Elsewhere, there are many striking touches. In ‘El amor y la muerte’ the woman and the dying man she holds in her arms are embodied in a plaintive tango, by turns both blackly amorous and grief-struck. In ‘No hubo remedio’ (Nothing can be done about it), Goya depicts a woman sentenced to death by the Inquisition, surrounded by figures of authority and by a grimly gleeful mob. Castelnuovo-Tedesco writes, with black aptness, a passacaglia constructed of variations on the Dies irae. Goya’s ‘¿De que mal morira?’ (What illness will he die from?) shows us, quite splendidly, a donkey in the guise of a doctor, taking a sick man’s pulse with his hoof, a well-meaning bewilderment on the donkey-doctor’s face. It’s a marvellous image of medicine with no real power to do its patients any good. Castelnuovo-Tedesco’s musical response wittily—but with a kind of solicitude—plays with various conventions of funeral music, including ‘A Funeral March for a Marionette’ and an evocation of the funereal drum at its close.

It would be tedious to continue enumerating the inventiveness of Castelnuovo-Tedesco’s response to Goya; enough has been said, I hope, to commend his 24 Caprichos de Goya to those who don’t know the work. It is good to be able to suggest that such listeners make the acquaintance of the work in this new recording by the Croatian guitarist Zoran Dukic. He copes well with the often considerable technical demands of the music; indeed, he is at his best in the more complex and virtuosic passages.

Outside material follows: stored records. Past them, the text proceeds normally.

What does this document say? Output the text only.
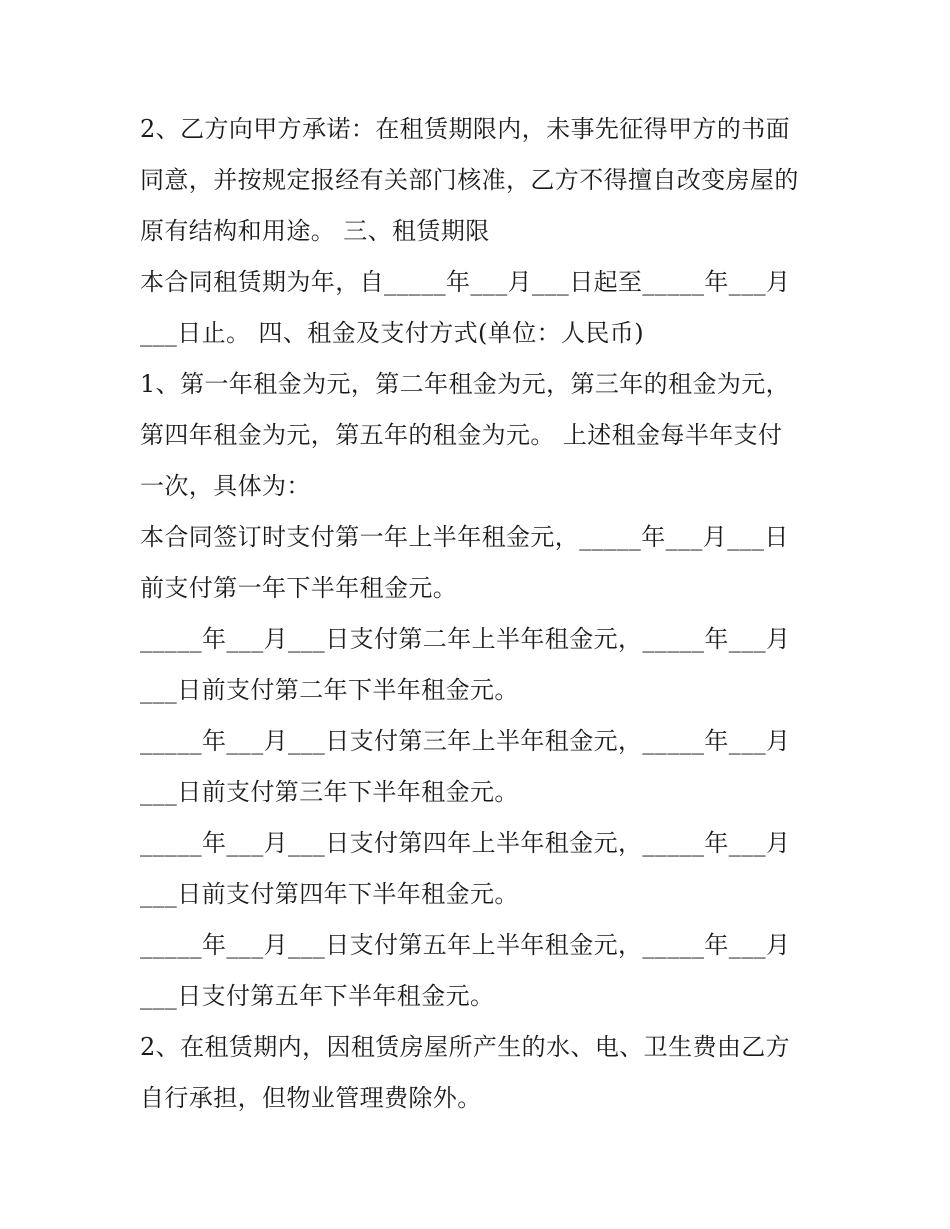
2、乙方向甲方承诺：在租赁期限内，未事先征得甲方的书面
同意，并按规定报经有关部门核准，乙方不得擅自改变房屋的
原有结构和用途。 三、租赁期限
本合同租赁期为年，自_____年___月___日起至_____年___月
___日止。 四、租金及支付方式(单位：人民币)
1、第一年租金为元，第二年租金为元，第三年的租金为元，
第四年租金为元，第五年的租金为元。 上述租金每半年支付
一次，具体为：
本合同签订时支付第一年上半年租金元，_____年___月___日
前支付第一年下半年租金元。
_____年___月___日支付第二年上半年租金元，_____年___月
___日前支付第二年下半年租金元。
_____年___月___日支付第三年上半年租金元，_____年___月
___日前支付第三年下半年租金元。
_____年___月___日支付第四年上半年租金元，_____年___月
___日前支付第四年下半年租金元。
_____年___月___日支付第五年上半年租金元，_____年___月
___日支付第五年下半年租金元。
2、在租赁期内，因租赁房屋所产生的水、电、卫生费由乙方
自行承担，但物业管理费除外。
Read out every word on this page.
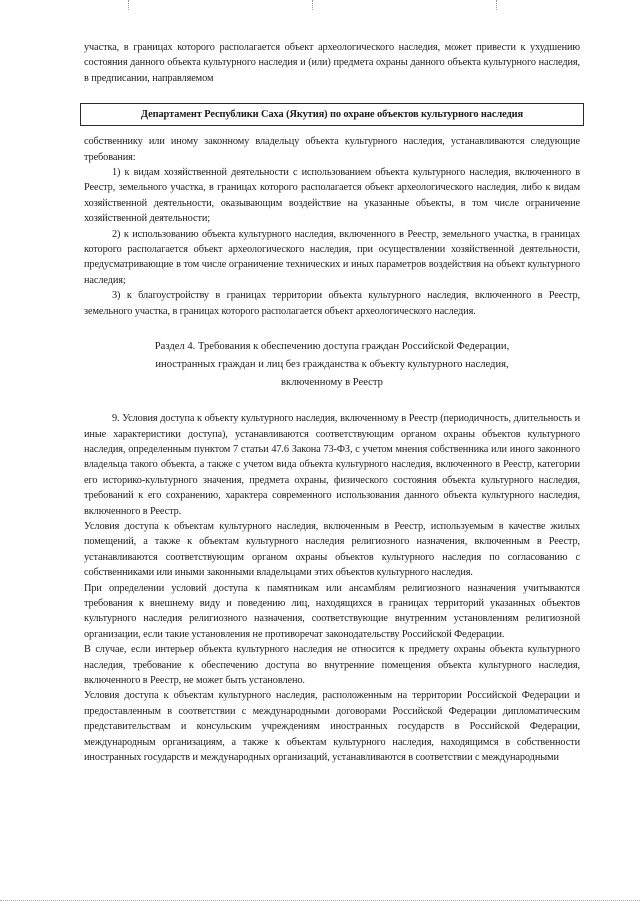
участка, в границах которого располагается объект археологического наследия, может привести к ухудшению состояния данного объекта культурного наследия и (или) предмета охраны данного объекта культурного наследия, в предписании, направляемом

Департамент Республики Саха (Якутия) по охране объектов культурного наследия

собственнику или иному законному владельцу объекта культурного наследия, устанавливаются следующие требования:

1) к видам хозяйственной деятельности с использованием объекта культурного наследия, включенного в Реестр, земельного участка, в границах которого располагается объект археологического наследия, либо к видам хозяйственной деятельности, оказывающим воздействие на указанные объекты, в том числе ограничение хозяйственной деятельности;

2) к использованию объекта культурного наследия, включенного в Реестр, земельного участка, в границах которого располагается объект археологического наследия, при осуществлении хозяйственной деятельности, предусматривающие в том числе ограничение технических и иных параметров воздействия на объект культурного наследия;

3) к благоустройству в границах территории объекта культурного наследия, включенного в Реестр, земельного участка, в границах которого располагается объект археологического наследия.

Раздел 4. Требования к обеспечению доступа граждан Российской Федерации,
иностранных граждан и лиц без гражданства к объекту культурного наследия,
включенному в Реестр

9. Условия доступа к объекту культурного наследия, включенному в Реестр (периодичность, длительность и иные характеристики доступа), устанавливаются соответствующим органом охраны объектов культурного наследия, определенным пунктом 7 статьи 47.6 Закона 73-ФЗ, с учетом мнения собственника или иного законного владельца такого объекта, а также с учетом вида объекта культурного наследия, включенного в Реестр, категории его историко-культурного значения, предмета охраны, физического состояния объекта культурного наследия, требований к его сохранению, характера современного использования данного объекта культурного наследия, включенного в Реестр.

Условия доступа к объектам культурного наследия, включенным в Реестр, используемым в качестве жилых помещений, а также к объектам культурного наследия религиозного назначения, включенным в Реестр, устанавливаются соответствующим органом охраны объектов культурного наследия по согласованию с собственниками или иными законными владельцами этих объектов культурного наследия.

При определении условий доступа к памятникам или ансамблям религиозного назначения учитываются требования к внешнему виду и поведению лиц, находящихся в границах территорий указанных объектов культурного наследия религиозного назначения, соответствующие внутренним установлениям религиозной организации, если такие установления не противоречат законодательству Российской Федерации.

В случае, если интерьер объекта культурного наследия не относится к предмету охраны объекта культурного наследия, требование к обеспечению доступа во внутренние помещения объекта культурного наследия, включенного в Реестр, не может быть установлено.

Условия доступа к объектам культурного наследия, расположенным на территории Российской Федерации и предоставленным в соответствии с международными договорами Российской Федерации дипломатическим представительствам и консульским учреждениям иностранных государств в Российской Федерации, международным организациям, а также к объектам культурного наследия, находящимся в собственности иностранных государств и международных организаций, устанавливаются в соответствии с международными
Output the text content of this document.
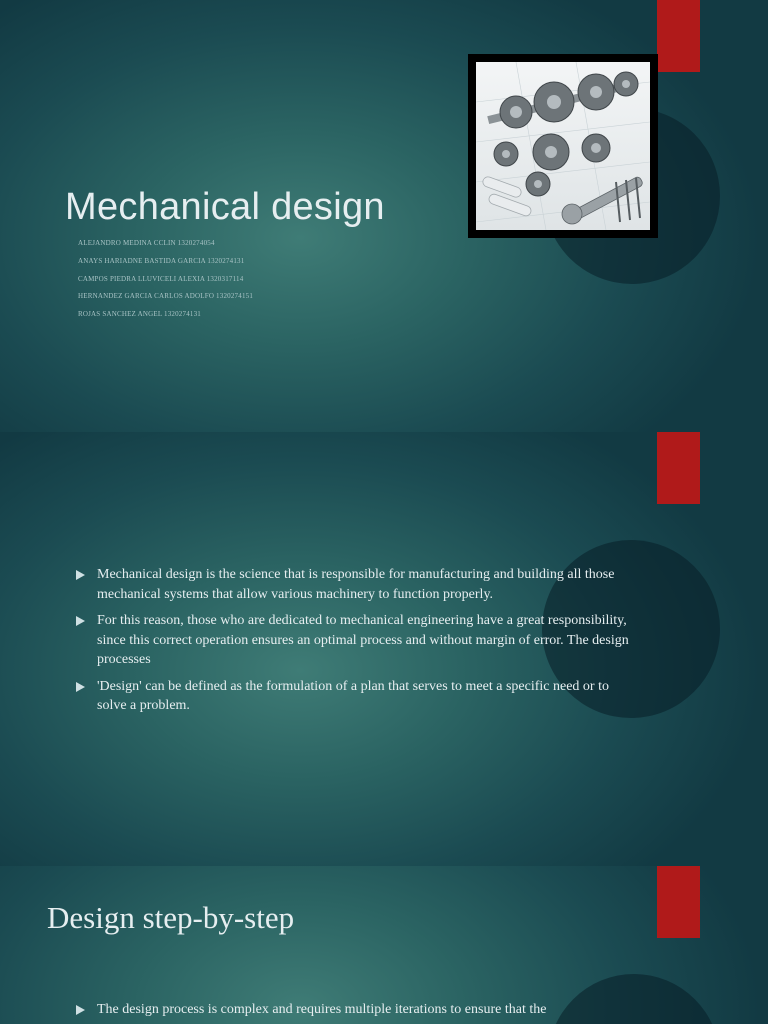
Mechanical design
ALEJANDRO MEDINA CCLIN 1320274054
ANAYS HARIADNE BASTIDA GARCIA 1320274131
CAMPOS PIEDRA LLUVICELI ALEXIA 1320317114
HERNANDEZ GARCIA CARLOS ADOLFO 1320274151
ROJAS SANCHEZ ANGEL 1320274131
Mechanical design is the science that is responsible for manufacturing and building all those mechanical systems that allow various machinery to function properly.
For this reason, those who are dedicated to mechanical engineering have a great responsibility, since this correct operation ensures an optimal process and without margin of error. The design processes
'Design' can be defined as the formulation of a plan that serves to meet a specific need or to solve a problem.
Design step-by-step
The design process is complex and requires multiple iterations to ensure that the
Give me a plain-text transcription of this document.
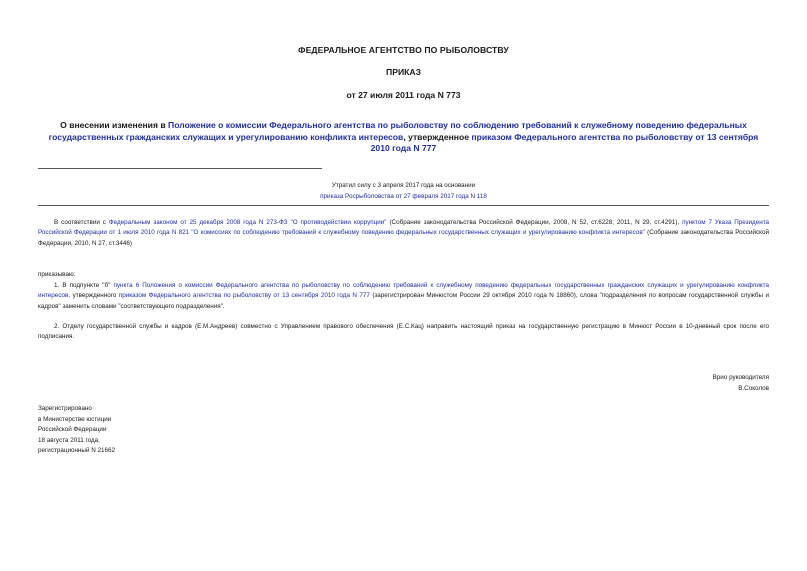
ФЕДЕРАЛЬНОЕ АГЕНТСТВО ПО РЫБОЛОВСТВУ
ПРИКАЗ
от 27 июля 2011 года N 773
О внесении изменения в Положение о комиссии Федерального агентства по рыболовству по соблюдению требований к служебному поведению федеральных государственных гражданских служащих и урегулированию конфликта интересов, утвержденное приказом Федерального агентства по рыболовству от 13 сентября 2010 года N 777
Утратил силу с 3 апреля 2017 года на основании
приказа Росрыболовства от 27 февраля 2017 года N 118
В соответствии с Федеральным законом от 25 декабря 2008 года N 273-ФЗ "О противодействии коррупции" (Собрание законодательства Российской Федерации, 2008, N 52, ст.6228; 2011, N 29, ст.4291), пунктом 7 Указа Президента Российской Федерации от 1 июля 2010 года N 821 "О комиссиях по соблюдению требований к служебному поведению федеральных государственных служащих и урегулированию конфликта интересов" (Собрание законодательства Российской Федерации, 2010, N 27, ст.3446)
приказываю:
1. В подпункте "б" пункта 6 Положения о комиссии Федерального агентства по рыболовству по соблюдению требований к служебному поведению федеральных государственных гражданских служащих и урегулированию конфликта интересов, утвержденного приказом Федерального агентства по рыболовству от 13 сентября 2010 года N 777 (зарегистрирован Минюстом России 29 октября 2010 года N 18860), слова "подразделения по вопросам государственной службы и кадров" заменить словами "соответствующего подразделения".
2. Отделу государственной службы и кадров (Е.М.Андреев) совместно с Управлением правового обеспечения (Е.С.Кац) направить настоящий приказ на государственную регистрацию в Минюст России в 10-дневный срок после его подписания.
Врио руководителя
В.Соколов
Зарегистрировано
в Министерстве юстиции
Российской Федерации
18 августа 2011 года,
регистрационный N 21662
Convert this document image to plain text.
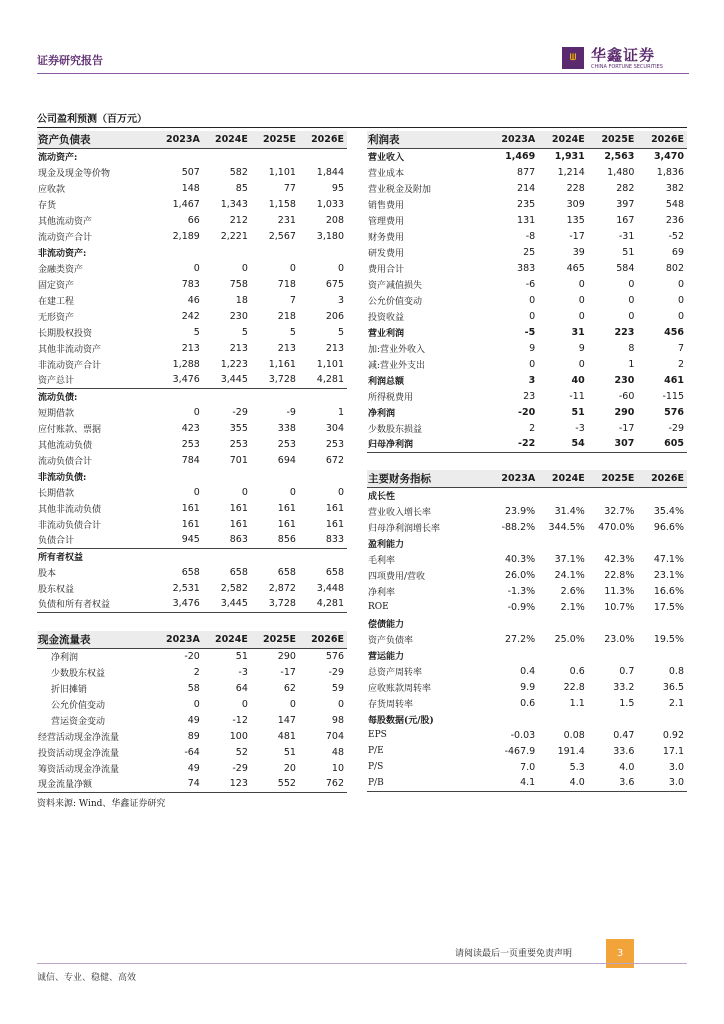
证券研究报告	ᗯ 华鑫证券
CHINA FORTUNE SECURITIES
公司盈利预测（百万元）
资产负债表	2023A	2024E	2025E	2026E
流动资产:				
现金及现金等价物	507	582	1,101	1,844
应收款	148	85	77	95
存货	1,467	1,343	1,158	1,033
其他流动资产	66	212	231	208
流动资产合计	2,189	2,221	2,567	3,180
非流动资产:				
金融类资产	0	0	0	0
固定资产	783	758	718	675
在建工程	46	18	7	3
无形资产	242	230	218	206
长期股权投资	5	5	5	5
其他非流动资产	213	213	213	213
非流动资产合计	1,288	1,223	1,161	1,101
资产总计	3,476	3,445	3,728	4,281
流动负债:				
短期借款	0	-29	-9	1
应付账款、票据	423	355	338	304
其他流动负债	253	253	253	253
流动负债合计	784	701	694	672
非流动负债:				
长期借款	0	0	0	0
其他非流动负债	161	161	161	161
非流动负债合计	161	161	161	161
负债合计	945	863	856	833
所有者权益				
股本	658	658	658	658
股东权益	2,531	2,582	2,872	3,448
负债和所有者权益	3,476	3,445	3,728	4,281
利润表	2023A	2024E	2025E	2026E
营业收入	1,469	1,931	2,563	3,470
营业成本	877	1,214	1,480	1,836
营业税金及附加	214	228	282	382
销售费用	235	309	397	548
管理费用	131	135	167	236
财务费用	-8	-17	-31	-52
研发费用	25	39	51	69
费用合计	383	465	584	802
资产减值损失	-6	0	0	0
公允价值变动	0	0	0	0
投资收益	0	0	0	0
营业利润	-5	31	223	456
加:营业外收入	9	9	8	7
减:营业外支出	0	0	1	2
利润总额	3	40	230	461
所得税费用	23	-11	-60	-115
净利润	-20	51	290	576
少数股东损益	2	-3	-17	-29
归母净利润	-22	54	307	605
主要财务指标	2023A	2024E	2025E	2026E
成长性				
营业收入增长率	23.9%	31.4%	32.7%	35.4%
归母净利润增长率	-88.2%	344.5%	470.0%	96.6%
盈利能力				
毛利率	40.3%	37.1%	42.3%	47.1%
四项费用/营收	26.0%	24.1%	22.8%	23.1%
净利率	-1.3%	2.6%	11.3%	16.6%
ROE	-0.9%	2.1%	10.7%	17.5%
偿债能力				
资产负债率	27.2%	25.0%	23.0%	19.5%
营运能力				
总资产周转率	0.4	0.6	0.7	0.8
应收账款周转率	9.9	22.8	33.2	36.5
存货周转率	0.6	1.1	1.5	2.1
每股数据(元/股)				
EPS	-0.03	0.08	0.47	0.92
P/E	-467.9	191.4	33.6	17.1
P/S	7.0	5.3	4.0	3.0
P/B	4.1	4.0	3.6	3.0
现金流量表	2023A	2024E	2025E	2026E
净利润	-20	51	290	576
少数股东权益	2	-3	-17	-29
折旧摊销	58	64	62	59
公允价值变动	0	0	0	0
营运资金变动	49	-12	147	98
经营活动现金净流量	89	100	481	704
投资活动现金净流量	-64	52	51	48
筹资活动现金净流量	49	-29	20	10
现金流量净额	74	123	552	762
资料来源: Wind、华鑫证券研究
请阅读最后一页重要免责声明	3
诚信、专业、稳健、高效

In some of the quieter, simpler passages he doesn’t perhaps articulate the full poetry of Castelnuovo-Tedesco’s writing, in which regard Lily Afshar’s performance on Summit (Summit Records DCD167) is more completely successful. But that is a minor quibble and not a serious limitation to a generally fine performance, a performance which benefits both of from a good recorded sound and the advantages of a well-produced booklet.

This is a work which deserves to find more hearers than it has hitherto attracted; and this is a recording well-fitted to help it do so.

David Denton
David's Review Corner, March 2009

It was the famous guitarist, Andres Segovia, that sparked Castelnuovo-Tedesco’s interest in the instrument, the highly demanding 24 Caprichos de Goya part of the many scores he wrote for Segovia. Indeed today his name is so linked with the guitar that it comes as something as a surprise to find that he was Italian. In fact the guitar represent a small part of a massive output, later life showing an obsession for working on large musical canvases, including some thrilling Shakespearean tone poems and several operas.The Caprichos also reflect the composer’s interest in the Spanish artist, Francisco Goya, each Caprice resulting from the impression created by twenty-three of his paintings or sketches. Having sometimes criticised Naxos booklets, I must note that this one is superb, and reproduces each Goya painting so that you can hear and visualise at the same time, and by way of an introduction it opens with a painting made of Goya. In reflecting these works of art the music is at times very simple, but is interspersed with technically exacting Caprices. Try track 9 in the second disc—one of the few that is happy and vivacious—as a sampling point. They are played by the Zagreb-born Zoran Dukic, his successes almost a complete catalogue of all the world’s most important guitar competitions. Now he is a highly regarded teacher and a soloist much in demand. He has that clean technique that reduces the noise of finger movement to the minimum. Maybe this will be primarily of interest to guitar enthusiasts, the score containing few instantly memorable thematic ideas apart from the extended twelfth Caprice that is a series of variations on the Dies irae theme. The Canadian recording is superb.